Similar to [batch](https://doc.akka.io/docs/akka/current/stream/operators/Source-or-Flow/batch.html), but allows the aggregate function to decide whether to force emitting the currently aggregated buffer based on its accumulated state, vs. just based on the cost function.

As an example, we can batch upstream elements while downstream is slower as usual, but emit the accumulated buffer right away if there's another element already contained in the UUID Set. This ensures every batch consists non-overlapping transactions against the same set of entities.

```scala
Flow[Transaction]
.batchWithOptionalAggregate(1024, tx => {
val idSet = mutable.Set.empty[UUID] += tx.rowId
val buf = List.newBuilder[Transaction] += tx
(idSet, buf)
}) {
case ((idSet, buf), tx) =>
val uuid = tx.rowId
if (idSet.contains(uuid)) None
else Some((idSet += uuid, buf += tx))
}
.map(_._2.result())
```

### [ChildProcessFlow](./chopsticks-stream/src/main/scala/dev/chopsticks/stream/ChildProcessFlow.scala)

Enables stream processing with forked child processes, in a completely async, non-blocking manner. This is incredibly useful to interop with other legacy systems.

```scala
Source
.single(ByteString.empty) // stdin
.viaMat(ChildProcessFlow(...))(Keep.right)
.map {
case Out(bs, Stdout) => ... // stdout
case Out(bs, StdErr) => ... // stderr
}
```

### [MultiMergeSorted](./chopsticks-stream/src/main/scala/dev/chopsticks/stream/MultiMergeSorted.scala)

Similar to [mergeSorted](https://doc.akka.io/docs/akka/current/stream/operators/Source-or-Flow/mergeSorted.html), but supports any arbitrary number of sources to merge, instead of just 2.

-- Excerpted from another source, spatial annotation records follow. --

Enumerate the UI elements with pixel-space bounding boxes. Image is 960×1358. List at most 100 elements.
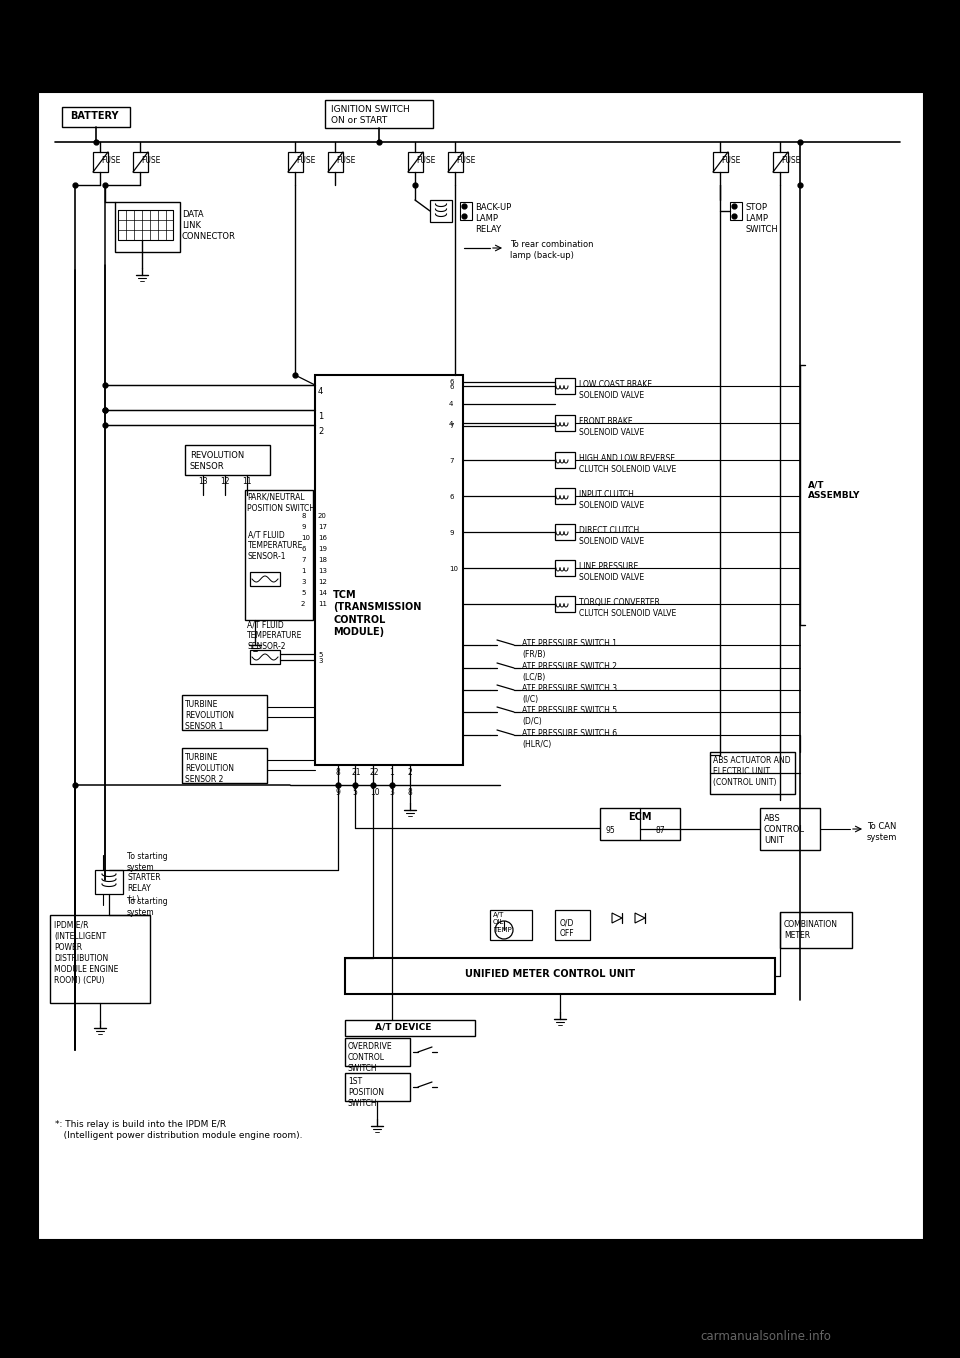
Bar	[93, 152, 108, 172]
Text: 19: 19	[318, 546, 327, 551]
Polygon shape	[612, 913, 622, 923]
Bar	[555, 596, 575, 612]
Text: IPDM E/R
(INTELLIGENT
POWER
DISTRIBUTION
MODULE ENGINE
ROOM) (CPU): IPDM E/R (INTELLIGENT POWER DISTRIBUTION…	[54, 921, 118, 986]
Bar	[62, 107, 130, 128]
Text: 13: 13	[318, 568, 327, 574]
Bar	[328, 152, 343, 172]
Bar	[430, 200, 452, 221]
Text: 12: 12	[318, 579, 326, 585]
Bar	[600, 808, 680, 841]
Text: 8: 8	[335, 769, 340, 777]
Bar	[773, 152, 788, 172]
Text: To starting
system: To starting system	[127, 851, 168, 872]
Bar	[315, 375, 463, 765]
Bar	[408, 152, 423, 172]
Text: INPUT CLUTCH
SOLENOID VALVE: INPUT CLUTCH SOLENOID VALVE	[579, 490, 644, 511]
Text: ECM: ECM	[628, 812, 652, 822]
Text: 1ST
POSITION
SWITCH: 1ST POSITION SWITCH	[348, 1077, 384, 1108]
Text: A/T DEVICE: A/T DEVICE	[375, 1023, 431, 1032]
Text: 3: 3	[389, 788, 394, 797]
Text: FUSE: FUSE	[416, 156, 436, 166]
Bar	[250, 650, 280, 664]
Text: To rear combination
lamp (back-up): To rear combination lamp (back-up)	[510, 240, 593, 261]
Text: FUSE: FUSE	[296, 156, 316, 166]
Text: BACK-UP
LAMP
RELAY: BACK-UP LAMP RELAY	[475, 202, 512, 234]
Text: 2: 2	[301, 602, 305, 607]
Text: 18: 18	[318, 557, 327, 564]
Bar	[460, 202, 472, 220]
Text: FUSE: FUSE	[101, 156, 120, 166]
Text: A/T FLUID
TEMPERATURE
SENSOR-1: A/T FLUID TEMPERATURE SENSOR-1	[248, 530, 303, 561]
Text: TURBINE
REVOLUTION
SENSOR 1: TURBINE REVOLUTION SENSOR 1	[185, 699, 234, 731]
Text: A/T FLUID
TEMPERATURE
SENSOR-2: A/T FLUID TEMPERATURE SENSOR-2	[247, 621, 302, 652]
Text: 3: 3	[301, 579, 305, 585]
Text: 14: 14	[318, 589, 326, 596]
Text: FRONT BRAKE
SOLENOID VALVE: FRONT BRAKE SOLENOID VALVE	[579, 417, 644, 437]
Bar	[710, 752, 795, 794]
Text: 6: 6	[449, 379, 453, 386]
Text: A/T
ASSEMBLY: A/T ASSEMBLY	[808, 479, 860, 500]
Bar	[555, 488, 575, 504]
Bar	[182, 748, 267, 784]
Text: carmanualsonline.info: carmanualsonline.info	[700, 1329, 830, 1343]
Text: OVERDRIVE
CONTROL
SWITCH: OVERDRIVE CONTROL SWITCH	[348, 1042, 393, 1073]
Bar	[448, 152, 463, 172]
Text: ABS
CONTROL
UNIT: ABS CONTROL UNIT	[764, 813, 805, 845]
Bar	[713, 152, 728, 172]
Text: TCM
(TRANSMISSION
CONTROL
MODULE): TCM (TRANSMISSION CONTROL MODULE)	[333, 589, 421, 637]
Text: 12: 12	[220, 477, 229, 486]
Text: 13: 13	[198, 477, 207, 486]
Text: ATF PRESSURE SWITCH 3
(I/C): ATF PRESSURE SWITCH 3 (I/C)	[522, 684, 617, 703]
Text: 6: 6	[449, 494, 453, 500]
Text: TURBINE
REVOLUTION
SENSOR 2: TURBINE REVOLUTION SENSOR 2	[185, 752, 234, 784]
Bar	[288, 152, 303, 172]
Bar	[345, 1038, 410, 1066]
Text: ATF PRESSURE SWITCH 2
(LC/B): ATF PRESSURE SWITCH 2 (LC/B)	[522, 661, 617, 682]
Text: 11: 11	[318, 602, 327, 607]
Text: LINE PRESSURE
SOLENOID VALVE: LINE PRESSURE SOLENOID VALVE	[579, 562, 644, 583]
Text: COMBINATION
METER: COMBINATION METER	[784, 919, 838, 940]
Text: 16: 16	[318, 535, 327, 540]
Text: 1: 1	[301, 568, 305, 574]
Text: ATF PRESSURE SWITCH 6
(HLR/C): ATF PRESSURE SWITCH 6 (HLR/C)	[522, 729, 617, 750]
Text: 7: 7	[449, 422, 453, 429]
Bar	[780, 913, 852, 948]
Text: ATF PRESSURE SWITCH 1
(FR/B): ATF PRESSURE SWITCH 1 (FR/B)	[522, 640, 617, 659]
Text: UNIFIED METER CONTROL UNIT: UNIFIED METER CONTROL UNIT	[465, 970, 636, 979]
Text: STARTER
RELAY
(+): STARTER RELAY (+)	[127, 873, 160, 904]
Bar	[555, 524, 575, 540]
Text: *: This relay is build into the IPDM E/R
   (Intelligent power distribution modu: *: This relay is build into the IPDM E/R…	[55, 1120, 302, 1141]
Text: 4: 4	[318, 387, 324, 397]
Text: IGNITION SWITCH
ON or START: IGNITION SWITCH ON or START	[331, 105, 410, 125]
Bar	[345, 957, 775, 994]
Text: To CAN
system: To CAN system	[867, 822, 898, 842]
Bar	[95, 870, 123, 894]
Text: 10: 10	[370, 788, 379, 797]
Bar	[325, 100, 433, 128]
Text: STOP
LAMP
SWITCH: STOP LAMP SWITCH	[745, 202, 778, 234]
Bar	[555, 452, 575, 469]
Bar	[555, 416, 575, 430]
Bar	[118, 210, 173, 240]
Text: 17: 17	[318, 524, 327, 530]
Text: 11: 11	[242, 477, 252, 486]
Text: PARK/NEUTRAL
POSITION SWITCH: PARK/NEUTRAL POSITION SWITCH	[247, 493, 315, 513]
Text: A/T
OIL
TEMP: A/T OIL TEMP	[493, 913, 512, 933]
Text: FUSE: FUSE	[141, 156, 160, 166]
Text: 9: 9	[301, 524, 305, 530]
Text: 8: 8	[301, 513, 305, 519]
Text: O/D
OFF: O/D OFF	[560, 918, 575, 938]
Text: 87: 87	[655, 826, 664, 835]
Text: FUSE: FUSE	[721, 156, 740, 166]
Text: FUSE: FUSE	[336, 156, 355, 166]
Bar	[182, 695, 267, 731]
Bar	[38, 92, 924, 1240]
Text: 9: 9	[449, 530, 453, 536]
Text: 4: 4	[449, 401, 453, 407]
Text: 2: 2	[318, 426, 324, 436]
Text: 2: 2	[407, 769, 412, 777]
Bar	[760, 808, 820, 850]
Text: 20: 20	[318, 513, 326, 519]
Text: 21: 21	[352, 769, 362, 777]
Text: REVOLUTION
SENSOR: REVOLUTION SENSOR	[190, 451, 244, 471]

This is indispensible when you need to combine multiple concurrent time-series sources into a single time-series, ordered in a single timeline. The ordering criteria can be supplied via an `Ordering` implicit value.

```scala
implicit val timeOrdering: Ordering[Event] = ...
val sources: List[Source[Event, NotUsed]] = List(ts1, ts2, ts3, ts4)
MultiMergeSorted
.merge(sources, untilLastSourceComplete = true)
```

### [StatefulMapConcatWithCompleteFlow](./chopsticks-stream/src/main/scala/dev/chopsticks/stream/StatefulMapConcatWithCompleteFlow.scala)

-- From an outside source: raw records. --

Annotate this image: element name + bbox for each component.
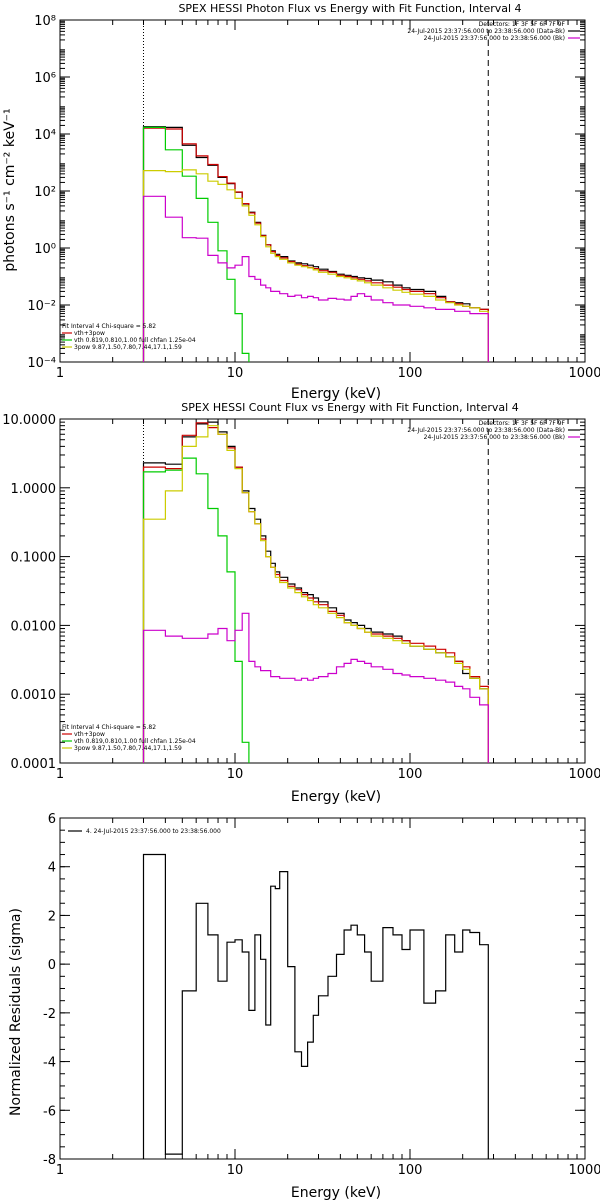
y-tick-label: -4 — [43, 1056, 56, 1071]
plot-frame — [59, 418, 586, 764]
x-axis-label: Energy (keV) — [291, 789, 381, 805]
x-tick-label: 10 — [227, 366, 244, 381]
x-tick-label: 1000 — [568, 767, 600, 782]
chart-title: SPEX HESSI Count Flux vs Energy with Fit… — [181, 401, 518, 414]
x-axis-label: Energy (keV) — [291, 386, 381, 402]
y-tick-label: -8 — [43, 1153, 56, 1168]
series-line — [142, 422, 489, 763]
y-tick-label: 4 — [48, 861, 56, 876]
y-tick-label: -2 — [43, 1007, 56, 1022]
count-flux-panel: SPEX HESSI Count Flux vs Energy with Fit… — [2, 401, 600, 805]
x-tick-label: 1 — [56, 366, 64, 381]
x-tick-label: 1 — [56, 767, 64, 782]
legend-entry: 24-Jul-2015 23:37:56.000 to 23:38:56.000… — [407, 427, 565, 434]
x-tick-label: 10 — [227, 1163, 244, 1178]
series-line — [142, 457, 250, 763]
y-tick-label: 1.0000 — [11, 482, 57, 497]
x-tick-label: 100 — [398, 366, 423, 381]
x-tick-label: 100 — [398, 1163, 423, 1178]
series-line — [142, 169, 489, 362]
x-tick-label: 1000 — [568, 1163, 600, 1178]
x-tick-label: 100 — [398, 767, 423, 782]
legend-entry: 24-Jul-2015 23:37:56.000 to 23:38:56.000… — [407, 28, 565, 35]
series-line — [142, 127, 489, 362]
y-tick-label: 0 — [48, 958, 56, 973]
y-tick-label: 10² — [34, 185, 56, 200]
series-line — [142, 126, 489, 362]
y-tick-label: -6 — [43, 1104, 56, 1119]
plot-frame — [59, 19, 586, 363]
series-line — [142, 612, 489, 763]
x-tick-label: 10 — [227, 767, 244, 782]
legend-entry: 24-Jul-2015 23:37:56.000 to 23:38:56.000… — [424, 35, 565, 42]
legend-entry: 3pow 9.87,1.50,7.80,7.44,17.1,1.59 — [74, 745, 182, 752]
y-tick-label: 10⁶ — [34, 71, 56, 86]
x-tick-label: 1000 — [568, 366, 600, 381]
y-tick-label: 10⁻⁴ — [27, 356, 56, 371]
y-tick-label: 10⁰ — [34, 242, 56, 257]
legend-entry: vth+3pow — [74, 731, 105, 738]
photon-flux-panel: SPEX HESSI Photon Flux vs Energy with Fi… — [2, 2, 600, 402]
y-tick-label: 0.0100 — [11, 619, 57, 634]
legend-entry: 3pow 9.87,1.50,7.80,7.44,17.1,1.59 — [74, 344, 182, 351]
legend-entry: Detectors: 1F 3F 5F 6F 7F 9F — [479, 420, 566, 427]
residuals-panel: Energy (keV) Normalized Residuals (sigma… — [8, 812, 600, 1200]
series-line — [142, 853, 489, 1159]
y-tick-label: 10⁴ — [34, 128, 56, 143]
y-tick-label: 0.0001 — [11, 757, 57, 772]
y-tick-label: 10.0000 — [2, 413, 56, 428]
y-axis-label: photons s⁻¹ cm⁻² keV⁻¹ — [2, 108, 18, 271]
legend-entry: 4. 24-Jul-2015 23:37:56.000 to 23:38:56.… — [86, 828, 221, 835]
series-line — [142, 195, 489, 362]
legend-entry: 24-Jul-2015 23:37:56.000 to 23:38:56.000… — [424, 434, 565, 441]
legend-entry: Detectors: 1F 3F 5F 6F 7F 9F — [479, 21, 566, 28]
series-line — [142, 126, 250, 362]
x-tick-label: 1 — [56, 1163, 64, 1178]
legend-entry: vth 0.819,0.810,1.00 full chfan 1.25e-04 — [74, 738, 196, 745]
legend-entry: vth+3pow — [74, 330, 105, 337]
x-axis-label: Energy (keV) — [291, 1185, 381, 1200]
plot-frame — [59, 817, 586, 1160]
series-line — [142, 425, 489, 763]
y-tick-label: 0.0010 — [11, 688, 57, 703]
y-tick-label: 6 — [48, 812, 56, 827]
y-axis-label: Normalized Residuals (sigma) — [8, 908, 24, 1116]
chart-title: SPEX HESSI Photon Flux vs Energy with Fi… — [178, 2, 521, 15]
y-tick-label: 10⁸ — [34, 14, 56, 29]
legend-entry: Fit Interval 4 Chi-square = 5.82 — [62, 323, 156, 330]
legend-entry: Fit Interval 4 Chi-square = 5.82 — [62, 724, 156, 731]
legend-entry: vth 0.819,0.810,1.00 full chfan 1.25e-04 — [74, 337, 196, 344]
y-tick-label: 0.1000 — [11, 551, 57, 566]
series-line — [142, 421, 489, 763]
y-tick-label: 2 — [48, 909, 56, 924]
y-tick-label: 10⁻² — [27, 299, 56, 314]
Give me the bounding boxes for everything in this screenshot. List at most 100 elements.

Similar to [statefulMapConcat](https://doc.akka.io/docs/akka/current/stream/operators/Source-or-Flow/statefulMapConcat.html), but enables emitting the last accumulated state when the stream completes.

### [ZAkkaStreams](./chopsticks-stream/src/main/scala/dev/chopsticks/stream/ZAkkaStreams.scala)

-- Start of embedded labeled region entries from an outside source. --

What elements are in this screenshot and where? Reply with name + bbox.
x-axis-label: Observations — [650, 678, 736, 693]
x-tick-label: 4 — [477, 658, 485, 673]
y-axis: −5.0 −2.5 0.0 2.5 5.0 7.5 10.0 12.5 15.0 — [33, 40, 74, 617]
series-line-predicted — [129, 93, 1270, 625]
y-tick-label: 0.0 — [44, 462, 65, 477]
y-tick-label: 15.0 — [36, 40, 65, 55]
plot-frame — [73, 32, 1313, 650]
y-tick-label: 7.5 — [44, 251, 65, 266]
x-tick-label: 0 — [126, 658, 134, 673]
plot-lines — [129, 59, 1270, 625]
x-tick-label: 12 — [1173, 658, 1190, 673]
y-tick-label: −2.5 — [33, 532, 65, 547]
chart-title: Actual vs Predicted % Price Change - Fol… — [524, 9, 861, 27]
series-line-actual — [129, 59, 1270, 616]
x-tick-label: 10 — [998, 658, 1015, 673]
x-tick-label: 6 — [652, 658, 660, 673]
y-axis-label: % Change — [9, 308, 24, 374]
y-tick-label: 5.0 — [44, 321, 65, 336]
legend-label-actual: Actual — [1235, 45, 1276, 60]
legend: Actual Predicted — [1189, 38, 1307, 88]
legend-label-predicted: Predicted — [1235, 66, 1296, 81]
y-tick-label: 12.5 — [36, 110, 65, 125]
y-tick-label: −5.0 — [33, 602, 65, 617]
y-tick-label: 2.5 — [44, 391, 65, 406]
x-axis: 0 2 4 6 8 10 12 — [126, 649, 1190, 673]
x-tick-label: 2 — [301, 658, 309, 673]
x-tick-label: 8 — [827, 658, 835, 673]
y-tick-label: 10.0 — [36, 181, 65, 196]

Akka Streams married to ZIO, which allows utilization of ZIO's effect instead of Future. Supported stream ops are:

- `effectMapAsync`: equivalent to [mapAsync](https://doc.akka.io/docs/akka/current/stream/operators/Source-or-Flow/mapAsync.html#mapasync)
- `effectMapAsyncUnordered`: equivalent to [mapAsyncUnordered](https://doc.akka.io/docs/akka/current/stream/operators/Source-or-Flow/mapAsyncUnordered.html#mapasyncunordered)
- `interruptableEffectMapAsync`: similar to `effectMapAsync` but will interrupt the pending effects when the stream completes. This guarantees no leaks, which is a common problem with mid-stream Futures.
- `interruptableEffectMapAsyncUnordered`
- `switchFlatMapConcat`: Akka Streams does not have an equivalence of Rx's [switchMap](https://www.learnrxjs.io/operators/transformation/switchmap.html), which enables cancellation of the outstanding sub-stream and switching to the new one. This fills in the gap nicely.

To use those, simply import:

```scala
import dev.chopsticks.stream.ZAkkaStreams.ops._
```

Designed for high performance, production-grade functional reactive stream systems.